La nuit du vendredi…

Vendredi soir, je téléphone Biggy: “hey man, je peux passer chez toi avec une amie?”

– je suis en plein répétition là, mais vas-y m’attendre, je reviens dans une heure.

Une heure plus tard les voilà qui poussent brutalement la porte de l’appartement qu’ils louent dans un quartier de classe moyenne à João Pessoa; c’est non loin de chez moi. Tout de suite, on sent que Biggy est dans la pièce, son énergie contamine la Tour de Babel qu’est devenu son apê (c’est le diminutif d’appartement ici). On y parle toutes les langues possibles: l’anglais, le français, le portugais, lingala, le fon, le mina; on n’y risque même l’italien – une passion que je partage avec Izy.

 

Il est 22 heures et samedi c’est leur grande rentrée artisitique dans la capitale de Paraíba. Il viennent de faire cette mini-tournée au sudeste du pays, à Rio où ils se sont produits dans plusieurs endroits à l’occasion de la fête d’indépendance du Bénin. L’ambassade les avait invités.  On aborde tous les sujets: politique, sous-développement en Afrique, le talent de guitariste de Jimi Hendrix et de Docteur Nico Kasanda, les rythmes musicaux de Côte d’Ivoire et leur ressemblance avec le Soukous congolais, le Ramadan au Brésil… on ne voit pas le temps passer.

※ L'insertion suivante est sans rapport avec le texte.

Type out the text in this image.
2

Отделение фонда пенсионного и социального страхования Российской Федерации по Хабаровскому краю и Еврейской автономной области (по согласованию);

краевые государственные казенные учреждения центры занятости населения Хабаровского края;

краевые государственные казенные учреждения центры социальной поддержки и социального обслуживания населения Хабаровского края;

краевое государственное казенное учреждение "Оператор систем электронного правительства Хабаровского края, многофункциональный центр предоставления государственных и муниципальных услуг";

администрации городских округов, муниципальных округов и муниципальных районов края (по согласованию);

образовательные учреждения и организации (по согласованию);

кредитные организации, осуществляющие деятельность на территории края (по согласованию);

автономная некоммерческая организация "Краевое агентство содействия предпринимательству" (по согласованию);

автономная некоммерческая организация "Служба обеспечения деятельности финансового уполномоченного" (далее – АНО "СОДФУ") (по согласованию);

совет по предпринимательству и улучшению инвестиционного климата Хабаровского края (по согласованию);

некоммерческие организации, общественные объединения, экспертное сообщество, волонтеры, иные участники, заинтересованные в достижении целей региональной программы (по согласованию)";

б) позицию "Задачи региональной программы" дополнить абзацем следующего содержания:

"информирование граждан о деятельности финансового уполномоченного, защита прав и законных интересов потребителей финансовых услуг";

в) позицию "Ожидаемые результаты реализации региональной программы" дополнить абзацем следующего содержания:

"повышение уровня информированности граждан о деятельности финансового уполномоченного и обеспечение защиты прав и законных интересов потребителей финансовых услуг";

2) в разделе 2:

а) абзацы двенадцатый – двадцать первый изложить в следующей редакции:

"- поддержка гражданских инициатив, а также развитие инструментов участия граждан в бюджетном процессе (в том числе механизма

Jusqu’au moment où Biggy se retire pour parler avec son grand-père. Il faudra lui demander après d’en parler. On se quitte donc, mais rendez-vous le 10 août pour ce fameux concert.

A l’Espaço Mundo…

Espaço Mundo à João Pessoa, crédit photo: Leonardo Accioly Fotografia
Espaço Mundo à João Pessoa, crédit photo: Leonardo Accioly Fotografia

 

Au Brésil quand on vous dit qu’un concert commence à 22 heures, ne soyez pas pressé d’y aller. C’est donc à 23 h 30 que j’arrive à l’endroit prévu avec un groupe d’amis brésiliens, l’endroit est déjà pris par plusieurs centaines de personnes décidées à se défouler, la plus part d’entre eux sont des jeunes étudiants. Les cours vont très fort en cette période d’examens, ce concert tombe donc à pic. L’Espaço Mundo est un bâtiment historique comme il y a en a des centaines dans le centre de la ville, l’endroit est très fréquenté par des groupes de rocks, samba, pagode ou forró. Mais ce soir, l’évenement c’est bien ce concert hip hop de Biggy et Izy qui se font déjà attendre.

Marek Lloyd
Marek Lloyd

Mais la stratégie des organisateurs était bien celle-là: chauffer le public avec quelques morceaux choisis et surtout avec un jeune rappeur togolais – que je savais blogueur –, Marek Lloyd. Cette soirée s’annonce différente de toutes celles qu’on a connues ici. Dès les premières rimes de Lloyd, je peux clairement distinguer une voix à quelques mettres dire : “ele manda bem geral” (il déménage grave ce gars). Le ton est donné, les brésiliens savent à quoi s’en tenir, mais se doutent-ils vraiment de l’ampleur de ce qu’ils vont voir ce soir?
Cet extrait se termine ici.